Занятия начались в мае. Большую часть лекций — по политической экономии, по аграрному вопросу, теории и практике социализма — прочел Владимир Ильич. Кроме того, лекции читали Семашко, Арманд, Зиновьев, Рязанов, Луначарский и другие. На долю Надежды Константиновны достался семинар по газетной корреспондентской работе. Она рассказывала ученикам, как писать заметки, очертила круг вопросов, интересующих партийный центр. С присущей ей деловитостью и доскональностью учила их правилам конспирации, шифровке, эзопову языку. Она старалась воспитать у них зоркость, умение в малом увидеть проявление больших подспудных общественных процессов. В этих семинарах ярко раскрылся педагогический талант Крупской.

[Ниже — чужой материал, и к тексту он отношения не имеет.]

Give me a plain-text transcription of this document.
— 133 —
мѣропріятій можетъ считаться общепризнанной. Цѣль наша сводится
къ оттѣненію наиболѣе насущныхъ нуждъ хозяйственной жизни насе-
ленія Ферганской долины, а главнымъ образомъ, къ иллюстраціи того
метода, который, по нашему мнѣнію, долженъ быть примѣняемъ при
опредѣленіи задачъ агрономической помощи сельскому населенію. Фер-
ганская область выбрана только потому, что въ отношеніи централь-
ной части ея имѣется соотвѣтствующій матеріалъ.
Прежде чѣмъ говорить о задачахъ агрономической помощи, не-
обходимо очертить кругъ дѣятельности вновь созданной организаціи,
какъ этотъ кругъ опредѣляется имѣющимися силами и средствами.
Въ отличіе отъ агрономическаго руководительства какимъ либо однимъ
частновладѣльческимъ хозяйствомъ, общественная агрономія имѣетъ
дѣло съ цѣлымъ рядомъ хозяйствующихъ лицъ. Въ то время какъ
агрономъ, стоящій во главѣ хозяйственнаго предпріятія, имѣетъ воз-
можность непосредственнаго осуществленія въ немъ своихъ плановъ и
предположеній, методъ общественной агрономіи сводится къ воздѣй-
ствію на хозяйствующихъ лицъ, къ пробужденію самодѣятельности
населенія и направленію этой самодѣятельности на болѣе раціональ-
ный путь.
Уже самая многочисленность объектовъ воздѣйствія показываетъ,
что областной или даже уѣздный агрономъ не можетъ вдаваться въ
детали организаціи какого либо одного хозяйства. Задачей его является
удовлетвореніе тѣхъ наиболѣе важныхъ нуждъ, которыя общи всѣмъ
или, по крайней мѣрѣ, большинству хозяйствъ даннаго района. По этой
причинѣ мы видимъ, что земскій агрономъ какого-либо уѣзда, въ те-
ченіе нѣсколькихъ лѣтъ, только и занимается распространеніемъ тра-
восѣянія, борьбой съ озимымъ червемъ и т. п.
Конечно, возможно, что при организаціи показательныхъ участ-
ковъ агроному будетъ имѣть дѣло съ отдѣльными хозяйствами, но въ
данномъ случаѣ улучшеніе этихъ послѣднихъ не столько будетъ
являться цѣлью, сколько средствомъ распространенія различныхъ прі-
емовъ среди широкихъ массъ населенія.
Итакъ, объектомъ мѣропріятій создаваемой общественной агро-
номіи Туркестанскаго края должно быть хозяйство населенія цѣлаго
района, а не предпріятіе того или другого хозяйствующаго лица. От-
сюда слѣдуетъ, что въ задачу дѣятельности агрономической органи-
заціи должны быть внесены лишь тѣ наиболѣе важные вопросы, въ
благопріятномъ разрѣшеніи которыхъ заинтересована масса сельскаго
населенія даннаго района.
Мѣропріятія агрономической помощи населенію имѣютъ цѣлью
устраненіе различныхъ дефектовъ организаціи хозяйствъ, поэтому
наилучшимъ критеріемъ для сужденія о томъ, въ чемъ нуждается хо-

Кроме непосредственных занятий в школе, на плечи Надежды Константиновны легла связь с Парижем, с партийной экспедицией, все деловые контакты. Она как бы представляла большевиков в городе, так как нельзя было Допустить, чтобы в Лонжюмо хлынули все, у кого была необходимость поговорить, посоветоваться с Лениным. Ведь школа работала нелегально. Все ее ученики должны были вернуться в Россию, и нельзя было ставить их под УДар. По утрам два-три раза в неделю Надежда Константиновна отправлялась на велосипеде в Париж. Она везла корреспонденцию для газеты "Звезда" и журнала "Мысль", ленинские корректуры, письма к товарищам, вечером возвращалась в Лонжюмо.
Дела в школе шли успешно. Владимир Ильич был доволен. Между учениками и учителями установились самые добрые дружеские отношения. Вечерами шли в поле, садились на стога свежескошенного сена. Говорили о работе, шутили, пели русские песни.
В Лонжюмо, как всегда и везде, Ульяновы наблюдали быт трудового люда. Вот возвращался домой после изнурительного рабочего дня их квартирохозяин — кожевник. Жена, только что вернувшаяся с поденщины, постукивая деревянными башмаками — сабо, выносила ему стол и стул, ставила прямо на улице у дома. И он бездумно сидел, опустив голову на натруженные руки. По воскресеньям всей семьей отправлялись в церковь. Как-то заглянула туда и Надежда Константиновна, послушала мессу, и сразу ей стало ясно, что тянуло сюда рабочего. В церкви пели монахини с хорошо поставленными голосами. Музыка Бетховена, Гайдна, Баха великолепно звучала под высокими сводами. Эти минуты, несомненно, были счастливейшими в тяжелой, полной беспросветной нужды жизни бедняков. В этих людях, задавленных работой, не было протеста, они считали, что бог создал бедных и богатых и так будет вечно.
В августе школа закончила работу, Ульяновы вернулись в Париж.